Quelle est l’origine sociale de ces jeunes accusés ?

Les classes populaires sont surreprésentées parmi eux. Lorsqu’un jeune est issu d’une famille un peu mieux lotie, les modes d’intervention diffèrent. L’exemple de Jules, qui a commis plusieurs cambriolages – dont celui de la Tour d’argent à Paris, ce qui n’est pas anodin –, est parlant. Comme c’est un jeune homme éduqué, les jugements ont été plus cléments.

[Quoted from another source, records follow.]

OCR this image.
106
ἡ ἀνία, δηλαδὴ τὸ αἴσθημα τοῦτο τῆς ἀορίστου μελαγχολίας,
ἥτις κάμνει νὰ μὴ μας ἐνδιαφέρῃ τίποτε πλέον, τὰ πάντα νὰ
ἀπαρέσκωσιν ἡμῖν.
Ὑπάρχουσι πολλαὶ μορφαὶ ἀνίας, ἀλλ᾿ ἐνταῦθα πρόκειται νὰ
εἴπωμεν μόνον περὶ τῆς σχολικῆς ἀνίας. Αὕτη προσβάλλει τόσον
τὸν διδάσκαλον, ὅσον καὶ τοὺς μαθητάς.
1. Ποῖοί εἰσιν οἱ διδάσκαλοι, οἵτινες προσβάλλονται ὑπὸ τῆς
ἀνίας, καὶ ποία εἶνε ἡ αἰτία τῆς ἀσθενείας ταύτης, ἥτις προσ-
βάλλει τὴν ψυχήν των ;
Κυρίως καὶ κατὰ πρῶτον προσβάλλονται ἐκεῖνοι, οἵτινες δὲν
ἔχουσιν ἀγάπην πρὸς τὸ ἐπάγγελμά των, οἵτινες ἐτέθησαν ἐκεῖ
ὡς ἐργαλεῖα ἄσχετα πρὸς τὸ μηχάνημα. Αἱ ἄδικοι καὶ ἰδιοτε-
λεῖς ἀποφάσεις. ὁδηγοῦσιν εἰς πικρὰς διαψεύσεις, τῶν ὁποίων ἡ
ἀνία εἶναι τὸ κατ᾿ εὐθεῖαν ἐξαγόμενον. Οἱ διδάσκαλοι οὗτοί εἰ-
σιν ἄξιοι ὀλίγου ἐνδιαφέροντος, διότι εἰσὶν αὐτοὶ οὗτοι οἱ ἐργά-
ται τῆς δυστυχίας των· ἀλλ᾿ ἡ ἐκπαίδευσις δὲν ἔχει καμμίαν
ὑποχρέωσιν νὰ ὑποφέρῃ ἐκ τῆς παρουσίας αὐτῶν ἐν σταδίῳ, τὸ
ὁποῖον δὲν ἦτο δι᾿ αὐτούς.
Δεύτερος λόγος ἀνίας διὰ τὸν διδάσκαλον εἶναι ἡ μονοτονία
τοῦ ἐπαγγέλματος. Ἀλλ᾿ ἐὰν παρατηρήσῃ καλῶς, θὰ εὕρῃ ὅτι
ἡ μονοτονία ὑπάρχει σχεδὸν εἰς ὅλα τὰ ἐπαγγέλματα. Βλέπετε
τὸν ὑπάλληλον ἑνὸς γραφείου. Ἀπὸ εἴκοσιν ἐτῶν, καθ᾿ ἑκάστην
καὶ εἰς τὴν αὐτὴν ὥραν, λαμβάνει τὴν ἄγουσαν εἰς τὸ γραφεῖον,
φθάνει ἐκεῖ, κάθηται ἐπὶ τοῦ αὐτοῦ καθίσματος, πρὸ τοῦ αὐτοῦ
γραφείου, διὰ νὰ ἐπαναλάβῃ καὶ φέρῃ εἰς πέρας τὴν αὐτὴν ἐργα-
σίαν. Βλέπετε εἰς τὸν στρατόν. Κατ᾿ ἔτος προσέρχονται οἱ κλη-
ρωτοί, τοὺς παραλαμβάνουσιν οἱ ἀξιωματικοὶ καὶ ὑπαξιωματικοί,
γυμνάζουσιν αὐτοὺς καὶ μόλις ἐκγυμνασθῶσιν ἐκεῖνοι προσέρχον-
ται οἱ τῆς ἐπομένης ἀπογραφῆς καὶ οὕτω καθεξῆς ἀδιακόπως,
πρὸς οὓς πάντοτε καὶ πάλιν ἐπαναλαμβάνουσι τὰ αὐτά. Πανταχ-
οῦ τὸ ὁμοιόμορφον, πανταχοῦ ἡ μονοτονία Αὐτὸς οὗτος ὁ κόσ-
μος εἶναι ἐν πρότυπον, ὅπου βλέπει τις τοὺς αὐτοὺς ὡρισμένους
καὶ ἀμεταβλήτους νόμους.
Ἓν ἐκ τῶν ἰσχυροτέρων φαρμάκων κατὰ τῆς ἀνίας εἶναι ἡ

Pour lui, l’ordonnance de 1945 s’est appliquée à plein : les magistrats ont tenu compte de son origine sociale et de ses compétences scolaires et l’ont renvoyé chez ses parents avec une mesure éducative dite de « milieu ouvert ». A contrario, un enfant orphelin comme Paul, qui, à un moment donné, n’a juste plus supporté d’être placé de foyer en foyer mais qui n’a commis aucun acte de délinquance, va écoper de contraintes judiciaires nettement supérieures. Le racisme ordinaire est également très présent dans les avis, surtout à l’égard de jeunes Algériens, comme Moktar, né français. A chaque fois, il n’y a à l’égard de ces mineurs qu’un regard à charge, jamais un regard d’ouverture. Notre objectif, avec Mathias Gardet, qui a coécrit le livre, est que ce type d’ouvrage puisse servir aux acteurs du social aujourd’hui afin qu’ils réfléchissent sur leurs pratiques, sans attendre que des historiens se penchent sur la question dans vingt ou trente ans. Des écoles en travail social nous ont déjà signifié qu’elles allaient utiliser le livre comme outil pédagogique avec des éducateurs en formation, notamment autour des écrits des jeunes.

 

Référence en matière de justice pénale des mineurs, L’ordonnance de 1945 va bientôt être supprimée. Est-ce une bonne chose ?

Le nouveau code pénal des mineurs aurait dû être discuté au Parlement en mars dernier. A cause de la crise sanitaire, les débats ont cependant été reportés au premier trimestre 2021. L’ordonnance de 1945 est très datée et a déjà été réécrite plus d’une trentaine de fois. Ce n’est donc plus le texte de l’après-guerre qui est utilisé. Certains s’y accrochent car ses dispositions avaient un principe très éducatif. Mais cet esprit a-t-il été sauvegardé à travers le temps ? Ce n’est pas certain. A priori, la future philosophie s’inscrit dans un contexte européen d’éducation absolue des jeunes. Il y aura un code pénal spécifique pour les mineurs qui n’existait pas jusqu’alors et qui devrait permettre d’être plus efficient pour les magistrats, les jeunes et leurs familles. En tout cas, c’est la volonté affichée. Après, on peut avoir de très beaux textes législatifs et être très éloigné dans leur application. C’est cet énorme décalage que nous avons montré dans l’ouvrage, alors même que tout était mis en place pour que l’on puisse entendre la voix des mineurs et qu’elle ne l’a pas été. Et cela a été une violence terrible.